Mitali Mukherjee (born 6 December 1979) is an Indian news anchor and financial journalist. She is currently the Director of the Reuters Institute for the Study of Journalism and its Director of Journalist Programmes.

She was news editor and key anchor of CNBC TV18. She was previously with The TV Today group, BBC World and Doordarshan. She has also consulted with Mint, the World Bank and The Indian Express. as well as The Wire.

==Early life==
Mitali was born in Ambala, Haryana. She attended The Army Public School in New Delhi. She then graduated in Political Science Honours from Delhi University and was awarded a gold medal.
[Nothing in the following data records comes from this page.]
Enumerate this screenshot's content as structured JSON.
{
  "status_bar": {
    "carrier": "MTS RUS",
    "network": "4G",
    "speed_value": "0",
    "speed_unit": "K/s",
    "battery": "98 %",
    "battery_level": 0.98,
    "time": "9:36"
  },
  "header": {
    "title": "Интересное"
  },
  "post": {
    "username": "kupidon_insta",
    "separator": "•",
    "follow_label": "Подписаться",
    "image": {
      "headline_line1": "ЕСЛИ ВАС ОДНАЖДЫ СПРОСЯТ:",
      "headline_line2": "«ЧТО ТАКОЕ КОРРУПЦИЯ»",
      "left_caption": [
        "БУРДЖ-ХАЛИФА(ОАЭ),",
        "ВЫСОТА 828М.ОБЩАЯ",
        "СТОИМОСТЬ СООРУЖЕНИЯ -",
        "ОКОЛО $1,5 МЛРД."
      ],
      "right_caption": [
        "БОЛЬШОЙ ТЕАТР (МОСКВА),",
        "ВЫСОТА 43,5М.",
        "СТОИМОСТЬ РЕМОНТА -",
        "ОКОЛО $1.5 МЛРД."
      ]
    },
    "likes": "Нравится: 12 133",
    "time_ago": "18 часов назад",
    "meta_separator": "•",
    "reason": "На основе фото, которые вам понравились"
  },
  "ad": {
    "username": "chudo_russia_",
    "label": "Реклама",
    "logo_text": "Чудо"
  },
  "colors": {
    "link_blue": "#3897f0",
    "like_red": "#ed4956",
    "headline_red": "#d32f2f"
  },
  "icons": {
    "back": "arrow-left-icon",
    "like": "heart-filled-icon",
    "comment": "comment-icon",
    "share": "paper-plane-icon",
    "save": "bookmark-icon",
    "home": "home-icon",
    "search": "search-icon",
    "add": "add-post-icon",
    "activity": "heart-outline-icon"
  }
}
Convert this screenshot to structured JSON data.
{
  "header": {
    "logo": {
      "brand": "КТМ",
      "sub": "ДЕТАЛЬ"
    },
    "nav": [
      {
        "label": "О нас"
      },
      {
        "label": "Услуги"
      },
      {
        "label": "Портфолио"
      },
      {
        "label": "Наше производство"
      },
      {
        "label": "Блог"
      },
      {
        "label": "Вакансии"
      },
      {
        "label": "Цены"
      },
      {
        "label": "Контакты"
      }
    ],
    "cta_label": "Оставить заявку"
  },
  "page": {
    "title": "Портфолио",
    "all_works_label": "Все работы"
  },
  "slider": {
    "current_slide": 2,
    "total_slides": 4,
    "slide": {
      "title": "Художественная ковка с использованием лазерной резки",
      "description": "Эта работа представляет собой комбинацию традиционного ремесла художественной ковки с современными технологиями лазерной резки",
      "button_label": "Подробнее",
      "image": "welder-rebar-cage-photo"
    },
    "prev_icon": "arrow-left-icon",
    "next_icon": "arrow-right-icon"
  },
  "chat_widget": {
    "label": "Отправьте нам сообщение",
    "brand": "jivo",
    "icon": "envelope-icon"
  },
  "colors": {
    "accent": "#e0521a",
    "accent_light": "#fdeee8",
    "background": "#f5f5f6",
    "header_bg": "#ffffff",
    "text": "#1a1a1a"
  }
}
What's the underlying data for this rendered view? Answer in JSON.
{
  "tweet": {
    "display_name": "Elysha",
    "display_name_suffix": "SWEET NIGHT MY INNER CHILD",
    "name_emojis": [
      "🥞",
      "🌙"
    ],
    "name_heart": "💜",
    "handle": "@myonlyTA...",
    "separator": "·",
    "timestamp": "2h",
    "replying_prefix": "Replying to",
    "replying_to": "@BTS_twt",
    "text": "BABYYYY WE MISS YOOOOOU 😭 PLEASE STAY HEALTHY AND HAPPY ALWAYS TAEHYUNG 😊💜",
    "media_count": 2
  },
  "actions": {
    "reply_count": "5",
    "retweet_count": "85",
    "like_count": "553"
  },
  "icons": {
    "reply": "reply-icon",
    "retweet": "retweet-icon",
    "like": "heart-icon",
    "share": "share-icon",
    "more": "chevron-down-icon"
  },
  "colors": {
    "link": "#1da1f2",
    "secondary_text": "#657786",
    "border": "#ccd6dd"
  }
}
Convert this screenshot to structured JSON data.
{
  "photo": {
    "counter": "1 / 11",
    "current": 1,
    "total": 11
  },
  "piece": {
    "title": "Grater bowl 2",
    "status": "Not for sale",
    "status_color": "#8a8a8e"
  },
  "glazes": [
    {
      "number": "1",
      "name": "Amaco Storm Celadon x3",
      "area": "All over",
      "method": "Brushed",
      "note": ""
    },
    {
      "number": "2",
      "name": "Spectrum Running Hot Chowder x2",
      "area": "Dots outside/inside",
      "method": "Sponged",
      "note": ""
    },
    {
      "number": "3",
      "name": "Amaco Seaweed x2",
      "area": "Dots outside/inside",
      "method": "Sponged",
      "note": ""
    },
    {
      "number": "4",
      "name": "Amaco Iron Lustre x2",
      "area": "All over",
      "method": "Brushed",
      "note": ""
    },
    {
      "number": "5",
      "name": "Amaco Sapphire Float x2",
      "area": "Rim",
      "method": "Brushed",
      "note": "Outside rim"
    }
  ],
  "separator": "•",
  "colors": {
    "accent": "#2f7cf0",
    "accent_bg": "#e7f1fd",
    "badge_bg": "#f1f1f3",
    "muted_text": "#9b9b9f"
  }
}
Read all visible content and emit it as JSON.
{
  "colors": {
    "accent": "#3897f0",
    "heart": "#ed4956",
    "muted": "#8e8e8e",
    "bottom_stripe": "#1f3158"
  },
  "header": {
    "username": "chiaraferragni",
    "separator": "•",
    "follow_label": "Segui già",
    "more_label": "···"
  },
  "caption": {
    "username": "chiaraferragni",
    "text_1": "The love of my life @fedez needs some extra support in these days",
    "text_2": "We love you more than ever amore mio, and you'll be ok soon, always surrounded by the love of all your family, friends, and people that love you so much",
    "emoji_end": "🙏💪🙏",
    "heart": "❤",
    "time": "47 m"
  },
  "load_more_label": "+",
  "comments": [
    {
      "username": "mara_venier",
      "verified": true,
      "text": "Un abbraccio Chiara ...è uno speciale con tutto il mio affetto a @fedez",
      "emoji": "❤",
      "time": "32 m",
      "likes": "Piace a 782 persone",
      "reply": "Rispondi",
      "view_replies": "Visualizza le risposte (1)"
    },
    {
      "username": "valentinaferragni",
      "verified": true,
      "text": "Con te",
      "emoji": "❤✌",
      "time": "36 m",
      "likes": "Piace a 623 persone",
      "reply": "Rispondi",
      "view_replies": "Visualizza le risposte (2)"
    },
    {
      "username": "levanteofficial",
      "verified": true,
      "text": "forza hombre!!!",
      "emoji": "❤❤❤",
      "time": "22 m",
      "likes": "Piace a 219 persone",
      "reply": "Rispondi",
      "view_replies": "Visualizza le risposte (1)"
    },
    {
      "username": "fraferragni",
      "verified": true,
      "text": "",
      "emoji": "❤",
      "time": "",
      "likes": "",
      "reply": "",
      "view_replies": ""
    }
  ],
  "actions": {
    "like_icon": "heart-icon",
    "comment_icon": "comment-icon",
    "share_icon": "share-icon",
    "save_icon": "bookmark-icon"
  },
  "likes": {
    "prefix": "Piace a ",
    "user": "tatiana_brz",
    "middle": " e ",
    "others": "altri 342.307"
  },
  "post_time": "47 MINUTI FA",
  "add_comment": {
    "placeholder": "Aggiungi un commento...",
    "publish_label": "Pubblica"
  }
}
Post-graduation, Mitali went to Indian Institute of Mass Communication (IIMC) under the Ministry of I&B where she specialised in TV and Broadcast Journalism.

==Career==
From 2004, Mitali was Markets and News Editor at CNBC TV18, where she anchored the flagship show, Bazaar, Business Lunch and Closing Bell. She resigned in 2014.

In 2016, she co-founded MoneyMile a digital video platform where her core focus was sharing financial investing advise to help women become financially independent and empowered.

Mitali has been Consulting Business Editor at The Wire, a left-leaning anti-establishment portal in India.

In 2022 Mukherjee joined the Reuters Institute for the Study of Journalism as head of Journalist Programmes. She was named the institute's Acting Director in 2024, following the departure of previous director Rasmus Kleis Nielsen. In 2025, she was appointed Director of the institute.

==Reception==

=== Awards and Achievements ===
Mitali has been a vocal supporter of financial freedom for women. She has spoken at many gatherings on gender equity. Mitali is a Chevening fellow for the South Asia Journalism Fellowship 202. She is also a TEDx speaker, Raisina AFGG (Asian Forum for Global Governance) Young Fellow and Steering Committee member of AIYD (Australia India Youth Dialogue). Also Get International Award Dr M A Wazed Miah International Gold Medal

=== Book ===
Mukherjee wrote a book titled Crypto Crimes in 2024 which was published by Harper Collins. While reviewing her book for News18, columnist Harshil Mehta observed that the book "gives a feel of a reporter’s diary or some journalistic assignment. Many stories could have been kept short, and others presented in a more engaging manner. The author’s lack of deep expertise is evident in the frequent reliance on quotes and news reports, even for basic information, which disrupts the flow of the narrative."